On Thursday, in response to questions on what data or science is being used by the state to determine that college practices are a high risk to the community, but a profession­al soccer practice is not, spokeswoma­n Nora Meyers Sackett said there are difference­s between business and college settings.

“There are some inherent difference­s between a profession­al and collegiate athletic environmen­t, most notably that members of a profession­al team are employees that are obligated to adhere to their employers’ requiremen­ts and student athletes exist within a campus environmen­t,” Sackett wrote.

That is consistent with what she told the Journal in August when asked why United was being praised and given a “shout-out” by Lujan Grisham in a news conference for being good public examples of adhering to COVID-safe practices. On the same day, she also said the state’s universiti­es should shut down their sports to help the community.
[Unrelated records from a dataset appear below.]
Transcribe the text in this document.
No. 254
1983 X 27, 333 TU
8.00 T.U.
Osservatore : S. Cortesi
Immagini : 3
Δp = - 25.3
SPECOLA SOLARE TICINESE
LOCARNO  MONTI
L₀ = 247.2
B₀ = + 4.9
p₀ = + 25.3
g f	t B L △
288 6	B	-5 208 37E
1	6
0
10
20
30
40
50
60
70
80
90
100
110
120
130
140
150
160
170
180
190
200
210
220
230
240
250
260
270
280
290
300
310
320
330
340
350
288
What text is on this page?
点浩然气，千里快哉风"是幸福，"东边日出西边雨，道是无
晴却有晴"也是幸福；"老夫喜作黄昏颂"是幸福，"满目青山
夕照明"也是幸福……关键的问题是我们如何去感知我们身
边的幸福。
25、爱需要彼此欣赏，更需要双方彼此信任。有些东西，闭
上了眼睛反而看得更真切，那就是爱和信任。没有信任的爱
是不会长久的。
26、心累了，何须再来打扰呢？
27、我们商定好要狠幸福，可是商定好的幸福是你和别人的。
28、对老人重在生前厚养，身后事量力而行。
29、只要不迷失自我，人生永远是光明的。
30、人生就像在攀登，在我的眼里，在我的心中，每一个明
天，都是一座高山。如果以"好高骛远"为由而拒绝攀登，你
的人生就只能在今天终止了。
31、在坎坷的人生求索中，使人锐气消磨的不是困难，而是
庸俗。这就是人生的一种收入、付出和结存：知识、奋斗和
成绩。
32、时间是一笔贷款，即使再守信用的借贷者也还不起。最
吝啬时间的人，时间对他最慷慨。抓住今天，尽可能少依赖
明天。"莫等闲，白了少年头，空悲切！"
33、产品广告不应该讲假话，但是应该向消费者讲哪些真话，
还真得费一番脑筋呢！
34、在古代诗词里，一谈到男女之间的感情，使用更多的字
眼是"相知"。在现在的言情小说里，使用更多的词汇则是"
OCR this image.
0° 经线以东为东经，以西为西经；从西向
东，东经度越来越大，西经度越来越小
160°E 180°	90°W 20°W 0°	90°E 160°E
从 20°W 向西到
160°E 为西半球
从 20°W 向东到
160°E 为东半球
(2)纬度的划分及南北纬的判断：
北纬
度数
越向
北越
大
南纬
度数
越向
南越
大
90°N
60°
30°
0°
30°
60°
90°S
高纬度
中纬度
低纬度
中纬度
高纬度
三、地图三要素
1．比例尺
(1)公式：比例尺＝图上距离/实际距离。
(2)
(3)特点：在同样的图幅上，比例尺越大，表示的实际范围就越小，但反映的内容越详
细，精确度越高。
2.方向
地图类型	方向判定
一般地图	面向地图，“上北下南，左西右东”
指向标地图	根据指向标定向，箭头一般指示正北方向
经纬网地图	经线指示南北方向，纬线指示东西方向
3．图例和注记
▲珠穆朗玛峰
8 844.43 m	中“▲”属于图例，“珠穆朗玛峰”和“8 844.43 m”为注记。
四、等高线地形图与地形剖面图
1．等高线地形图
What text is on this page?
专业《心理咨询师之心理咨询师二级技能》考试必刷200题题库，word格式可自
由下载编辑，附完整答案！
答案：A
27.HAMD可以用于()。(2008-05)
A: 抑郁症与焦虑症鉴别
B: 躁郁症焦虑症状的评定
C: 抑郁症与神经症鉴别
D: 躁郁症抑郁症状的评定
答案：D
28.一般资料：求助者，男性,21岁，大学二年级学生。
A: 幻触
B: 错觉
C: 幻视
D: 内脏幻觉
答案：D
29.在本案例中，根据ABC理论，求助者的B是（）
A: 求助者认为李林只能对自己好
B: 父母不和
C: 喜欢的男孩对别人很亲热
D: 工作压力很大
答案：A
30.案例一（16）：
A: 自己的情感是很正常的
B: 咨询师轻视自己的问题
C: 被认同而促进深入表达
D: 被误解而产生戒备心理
“One is a business and the other is not,” Sackett told the Journal in August. “One is a job and the other is not. Profession­al sports teams don’t exist on a college campus like school teams do, where viral infection would affect a great many people beyond the team.”

Neither UNM nor NMSU athletes are taking any in-person classes. At both universiti­es, the athletics facilities are located far from any main campus locations where other students might typically be congregati­ng. UNM actually refers to the primary location of most of its athletics facilities as “South campus” — an area near University and Avenida César Chávez, more than a mile away from the main campus.